Mit der Kamera in die Unterwasserwelt eintauchen
Für schöne Impressionen aus den Tiefen der Meere muss man kein Vermögen mehr ausgeben. Die Technik der Unterwasserfotografie ist wesentlich günstiger geworden. Doch bevor man sich auf den Meeresgrund begibt, sollte man sich gut informieren, denn es gibt einiges zu beachten um die unglaublichen Eindrücke perfekt festzuhalten.

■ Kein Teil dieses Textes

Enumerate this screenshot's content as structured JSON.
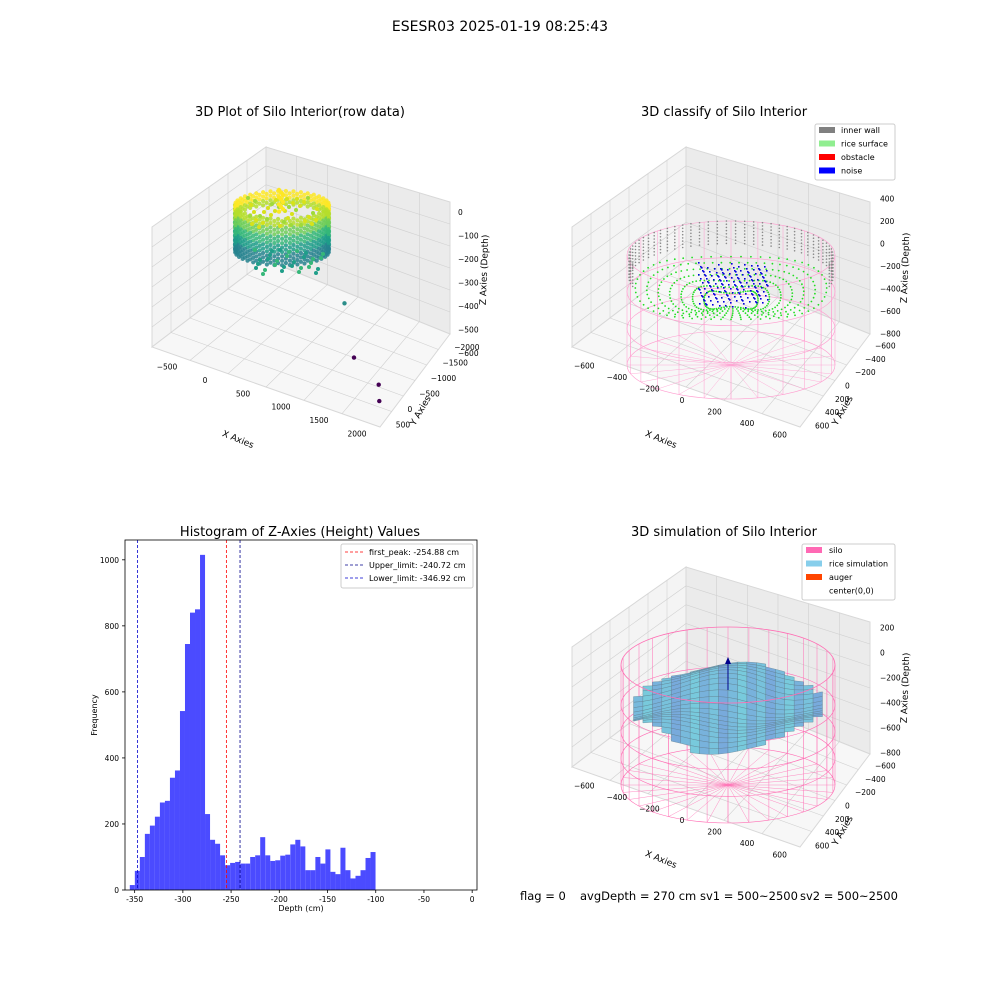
{
  "suptitle": "ESESR03 2025-01-19 08:25:43",
  "chart_data": [
    {
      "type": "scatter3d",
      "title": "3D Plot of Silo Interior(row data)",
      "xlabel": "X Axies",
      "ylabel": "Y Axies",
      "zlabel": "Z Axies (Depth)",
      "xticks": [
        "−500",
        "0",
        "500",
        "1000",
        "1500",
        "2000"
      ],
      "yticks": [
        "500",
        "0",
        "−500",
        "−1000",
        "−1500",
        "−2000"
      ],
      "zticks": [
        "0",
        "−100",
        "−200",
        "−300",
        "−400",
        "−500",
        "−600"
      ],
      "outlier_points": [
        {
          "x": 1250,
          "y": -700,
          "z": -380
        },
        {
          "x": 1500,
          "y": -1150,
          "z": -580
        },
        {
          "x": 1900,
          "y": -1500,
          "z": -600
        },
        {
          "x": 2000,
          "y": -1800,
          "z": -620
        }
      ]
    },
    {
      "type": "scatter3d",
      "title": "3D classify of Silo Interior",
      "xlabel": "X Axies",
      "ylabel": "Y Axies",
      "zlabel": "Z Axies (Depth)",
      "xticks": [
        "−600",
        "−400",
        "−200",
        "0",
        "200",
        "400",
        "600"
      ],
      "yticks": [
        "600",
        "400",
        "200",
        "0",
        "−200",
        "−400",
        "−600"
      ],
      "zticks": [
        "400",
        "200",
        "0",
        "−200",
        "−400",
        "−600",
        "−800"
      ],
      "legend": [
        {
          "label": "inner wall",
          "color": "#808080"
        },
        {
          "label": "rice surface",
          "color": "#90ee90"
        },
        {
          "label": "obstacle",
          "color": "#ff0000"
        },
        {
          "label": "noise",
          "color": "#0000ff"
        }
      ],
      "legend_position": "top-right"
    },
    {
      "type": "bar",
      "title": "Histogram of Z-Axies (Height) Values",
      "xlabel": "Depth (cm)",
      "ylabel": "Frequency",
      "xlim": [
        -360,
        5
      ],
      "ylim": [
        0,
        1060
      ],
      "xticks": [
        -350,
        -300,
        -250,
        -200,
        -150,
        -100,
        -50,
        0
      ],
      "yticks": [
        0,
        200,
        400,
        600,
        800,
        1000
      ],
      "bin_start": -355,
      "bin_width": 5.2,
      "counts": [
        15,
        58,
        100,
        170,
        195,
        222,
        265,
        270,
        340,
        362,
        542,
        745,
        840,
        850,
        1015,
        230,
        152,
        140,
        105,
        75,
        82,
        85,
        80,
        80,
        100,
        105,
        160,
        105,
        88,
        90,
        104,
        107,
        138,
        152,
        132,
        60,
        60,
        100,
        80,
        123,
        55,
        48,
        128,
        60,
        35,
        43,
        60,
        97,
        115
      ],
      "bar_color": "#4b4bff",
      "vlines": [
        {
          "x": -254.88,
          "color": "#ff0000",
          "label": "first_peak: -254.88 cm"
        },
        {
          "x": -240.72,
          "color": "#00008b",
          "label": "Upper_limit: -240.72 cm"
        },
        {
          "x": -346.92,
          "color": "#0000cd",
          "label": "Lower_limit: -346.92 cm"
        }
      ],
      "legend_position": "top-right"
    },
    {
      "type": "surface3d",
      "title": "3D simulation of Silo Interior",
      "xlabel": "X Axies",
      "ylabel": "Y Axies",
      "zlabel": "Z Axies (Depth)",
      "xticks": [
        "−600",
        "−400",
        "−200",
        "0",
        "200",
        "400",
        "600"
      ],
      "yticks": [
        "600",
        "400",
        "200",
        "0",
        "−200",
        "−400",
        "−600"
      ],
      "zticks": [
        "200",
        "0",
        "−200",
        "−400",
        "−600",
        "−800"
      ],
      "legend": [
        {
          "label": "silo",
          "color": "#ff69b4"
        },
        {
          "label": "rice simulation",
          "color": "#87ceeb"
        },
        {
          "label": "auger",
          "color": "#ff4500"
        },
        {
          "label": "center(0,0)",
          "color": "#ffffff"
        }
      ],
      "legend_position": "top-right"
    }
  ],
  "status": {
    "flag": "flag = 0",
    "avg_depth": "avgDepth = 270 cm",
    "sv1": "sv1 = 500~2500",
    "sv2": "sv2 = 500~2500"
  }
}
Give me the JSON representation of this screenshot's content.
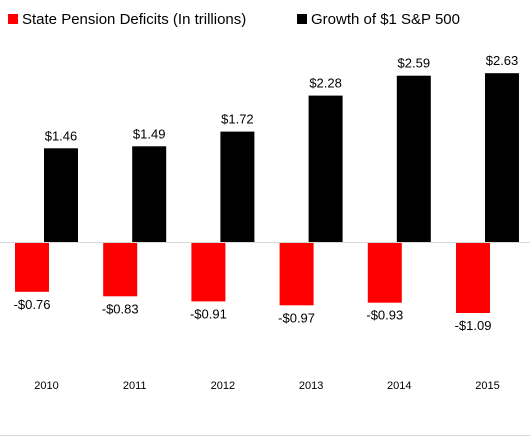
{
  "chart_data": {
    "type": "bar",
    "categories": [
      "2010",
      "2011",
      "2012",
      "2013",
      "2014",
      "2015"
    ],
    "series": [
      {
        "name": "State Pension Deficits (In trillions)",
        "values": [
          -0.76,
          -0.83,
          -0.91,
          -0.97,
          -0.93,
          -1.09
        ],
        "labels": [
          "-$0.76",
          "-$0.83",
          "-$0.91",
          "-$0.97",
          "-$0.93",
          "-$1.09"
        ],
        "color": "#ff0000"
      },
      {
        "name": "Growth of $1 S&P 500",
        "values": [
          1.46,
          1.49,
          1.72,
          2.28,
          2.59,
          2.63
        ],
        "labels": [
          "$1.46",
          "$1.49",
          "$1.72",
          "$2.28",
          "$2.59",
          "$2.63"
        ],
        "color": "#000000"
      }
    ],
    "title": "",
    "xlabel": "",
    "ylabel": "",
    "ylim": [
      -1.2,
      2.8
    ],
    "grid": false,
    "legend": "top-left"
  }
}
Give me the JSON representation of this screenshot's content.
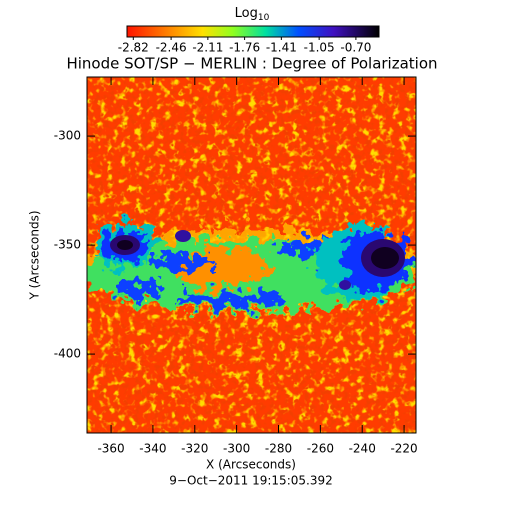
{
  "chart_data": {
    "type": "heatmap",
    "title": "Hinode SOT/SP − MERLIN : Degree of Polarization",
    "xlabel": "X (Arcseconds)",
    "ylabel": "Y (Arcseconds)",
    "footer": "9−Oct−2011 19:15:05.392",
    "colorbar": {
      "label": "Log",
      "label_sub": "10",
      "lim": [
        -2.88,
        -0.48
      ],
      "ticks": [
        -2.82,
        -2.46,
        -2.11,
        -1.76,
        -1.41,
        -1.05,
        {
          "value": -0.7,
          "label": "-0.70"
        }
      ]
    },
    "xlim": [
      -371.5,
      -214.3
    ],
    "xticks": [
      -360,
      -340,
      -320,
      -300,
      -280,
      -260,
      -240,
      -220
    ],
    "ylim": [
      -436.2,
      -272.9
    ],
    "yticks": [
      -300,
      -350,
      -400
    ]
  }
}
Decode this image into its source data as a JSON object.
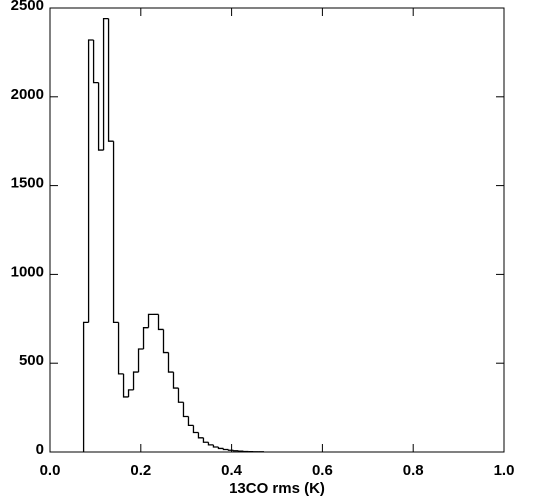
{
  "chart_data": {
    "type": "histogram",
    "x_label": "13CO rms (K)",
    "bins": [
      0.074,
      0.085,
      0.096,
      0.107,
      0.118,
      0.129,
      0.14,
      0.151,
      0.162,
      0.173,
      0.184,
      0.195,
      0.206,
      0.217,
      0.228,
      0.239,
      0.25,
      0.261,
      0.272,
      0.283,
      0.294,
      0.305,
      0.316,
      0.327,
      0.338,
      0.349,
      0.36,
      0.371,
      0.382,
      0.393,
      0.404,
      0.415,
      0.426,
      0.437,
      0.448,
      0.459,
      0.47
    ],
    "values": [
      730,
      2320,
      2080,
      1700,
      2440,
      1750,
      730,
      440,
      310,
      350,
      450,
      580,
      700,
      775,
      775,
      690,
      560,
      450,
      360,
      280,
      200,
      150,
      110,
      80,
      55,
      40,
      28,
      20,
      14,
      10,
      7,
      5,
      3,
      2,
      1,
      1
    ],
    "color": "#000000",
    "xlim": [
      0,
      1
    ],
    "xticks": [
      {
        "value": 0,
        "label": "0.0"
      },
      0.2,
      0.4,
      0.6,
      0.8,
      {
        "value": 1,
        "label": "1.0"
      }
    ],
    "ylim": [
      0,
      2500
    ],
    "yticks": [
      0,
      500,
      1000,
      1500,
      2000,
      2500
    ]
  }
}
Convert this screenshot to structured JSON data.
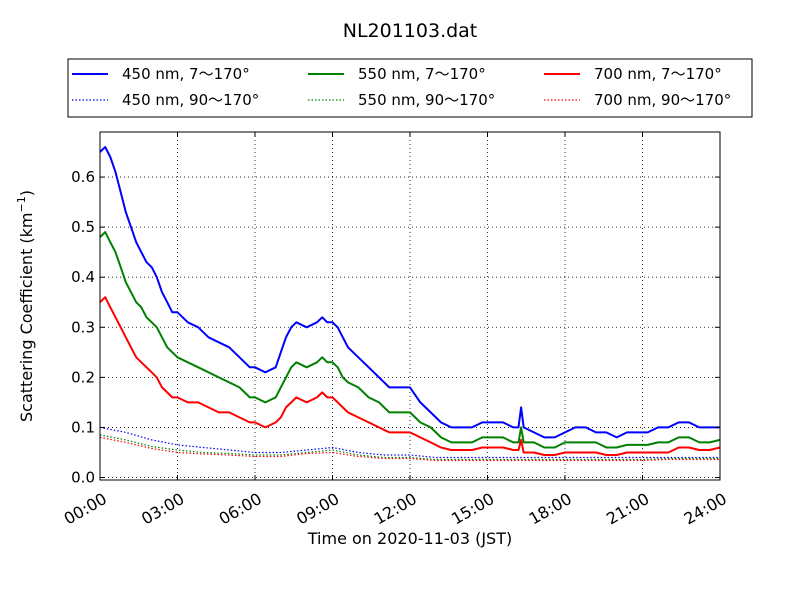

Sowohl Profis, als auch Hobbytaucher können die richtige Kamera oder geeignetes Zubehör auf dem Markt finden. So gibt es die Möglichkeit eine Folie um die Kamera zu legen oder Apparate mit einem speziellen Gehäuse, die man nachher wegwerfen kann. Hauptsache ist, die faszinierende Unterwasserwelt hat man auf Film. Die Variante mit der Folie ist nur für geringe Tiefen geeignet. Der Wasserdruck würde sonst die Folie zu dicht an das Gehäuse drücken, und eine Bedienung wird unmöglich. Ab 15 Metern Tiefe ist ein feste Gehäuse besser, da es dem Druck problemlos standhält.
Beim Fotografieren selber muss beachtet werden, dass das Wasser Licht anders filtert als Luft und somit die Dinge bis zu einem Drittel größer erscheinen, als normal. Die Fotos könnten auch sehr grün oder blau wirken. Außerdem muss man gezielt auf seine Bewegungen und den Abstand zum Motiv achten. Gerade für Anfänger eignet sich dabei ein Weitwinkelobjektiv mittlerer Größe, wobei ein Abstand von einem Halben Meter bis zu zwei Metern zum Motiv möglich ist. Wenn man diese Dinge beachten, dass können die Bilder wundervolle Aufnahmen werden aus einer Welt, die nicht jeder zu Gesicht bekommt. Sind die Bilder noch nicht perfekt, kann man sie später ohne Probleme in der Bildbearbeitung verbessern und die richtige Stimmung verpassen.